EDP BioTech executes non-exclusive agreement with Luminex Corporation
By Tom Ballard, Chief Alliance Officer, PYA
There’s good news this week coming from the team at EDP BioTech Corporation.
The Knoxville-based company that is an in vitro diagnostics developer focused on early detection of diseases like colon cancer has executed a non-exclusive agreement with Luminex Corporation. The arrangement not only meets a critical need that EDP BioTech faced, but also opens-up a significant new revenue opportunity for the company that Tom Boyd founded in 2005.
“We needed the right to use their magnetic bead technology,” said Eric Mayer, EDP BioTech’s Chief Executive Officer (CEO).
Under the terms of the agreement, EDP Biotech will not only be able to use the beads, but it will also have the rights to develop, market and sell its blood-based colorectal cancer diagnostic assay, ColoPlex™, using Luminex’s xMAP® technology.

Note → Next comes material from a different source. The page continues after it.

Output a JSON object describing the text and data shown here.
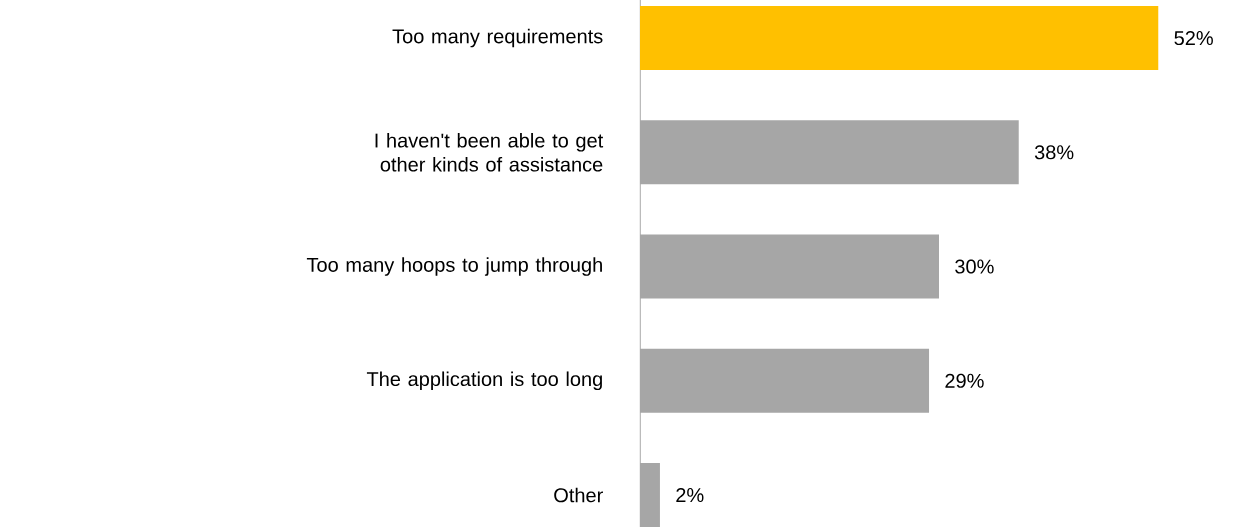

“We will be building an assay to fit onto the Luminex series of multiplex analyzers,” Mayer explained. “Luminex’s bead-based xMAP® technology allows us to look at up to 50 proteins from a single blood sample.”

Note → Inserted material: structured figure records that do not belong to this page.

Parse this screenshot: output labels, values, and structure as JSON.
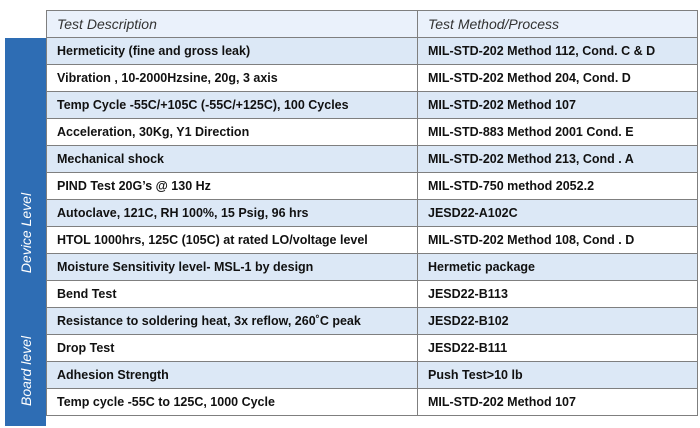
{
  "headers": {
    "description": "Test Description",
    "method": "Test Method/Process"
  },
  "groups": {
    "device": "Device Level",
    "board": "Board level"
  },
  "rows": [
    {
      "description": "Hermeticity  (fine and gross leak)",
      "method": "MIL-STD-202 Method 112, Cond. C & D"
    },
    {
      "description": "Vibration , 10-2000Hzsine, 20g, 3 axis",
      "method": "MIL-STD-202 Method 204, Cond. D"
    },
    {
      "description": "Temp Cycle -55C/+105C (-55C/+125C), 100 Cycles",
      "method": "MIL-STD-202 Method 107"
    },
    {
      "description": "Acceleration, 30Kg, Y1 Direction",
      "method": "MIL-STD-883 Method 2001 Cond. E"
    },
    {
      "description": "Mechanical shock",
      "method": "MIL-STD-202 Method 213, Cond . A"
    },
    {
      "description": "PIND Test 20G’s @ 130 Hz",
      "method": "MIL-STD-750 method 2052.2"
    },
    {
      "description": "Autoclave, 121C, RH 100%, 15 Psig, 96 hrs",
      "method": "JESD22-A102C"
    },
    {
      "description": "HTOL 1000hrs, 125C (105C) at rated LO/voltage level",
      "method": "MIL-STD-202 Method 108, Cond . D"
    },
    {
      "description": "Moisture Sensitivity level- MSL-1 by design",
      "method": "Hermetic package"
    },
    {
      "description": "Bend Test",
      "method": "JESD22-B113"
    },
    {
      "description": "Resistance to soldering heat, 3x reflow, 260˚C peak",
      "method": "JESD22-B102"
    },
    {
      "description": "Drop Test",
      "method": "JESD22-B111"
    },
    {
      "description": "Adhesion Strength",
      "method": "Push Test>10 lb"
    },
    {
      "description": "Temp cycle -55C to 125C, 1000 Cycle",
      "method": "MIL-STD-202 Method 107"
    }
  ],
  "colors": {
    "band": "#2e6db4",
    "shade": "#dce8f6",
    "header": "#eaf1fb"
  }
}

The company’s CEO draws an analogy for the relationship with Luminex and its xMAP® technology as similar to the shaving razor and blade refill model. “Luminex provides the hardware, while our test kit assay is the blade,” Mayer says.
The announcement is the latest validation that EDP BioTech is gaining good market traction. As it advances toward the upcoming commercialization of ColoPlex™, an inexpensive blood test that accurately detects early stage colorectal cancer and pre-cancerous polyps at the stage where such early detection leads to the best patient outcomes.
As Mayer regularly explains, colorectal cancer is the number two cause of cancer deaths in the world, and patients are often diagnosed in late stage when survival rates are 10 percent or lower. ColoPlex™ has the potential to increase patient compliance to colorectal cancer testing guidelines and drive the correct patients to confirmatory colonoscopy while reducing false positives in population-based screening programs.
“When we think of cancer as a complex biological problem, we realize that the traditional single-biomarker assays don’t tell the whole story,” Mayer says. “Multiplex testing, combined with data analytics, allows us to detect protein profiles associated with pre-cancerous polyps and early stage colorectal cancer. Our goal is to give physicians a new tool to help their patients when it matters the most.”
EDP BioTech’s growth strategy includes entering markets where Luminex is not as strong, so the reselling arrangement is beneficial to both companies.
While EDP BioTech is first applying the Luminex technology to early detection of colorectal cancer, Mayer says ultimately the technology may be adapted to detect other tumors and different diseases earlier.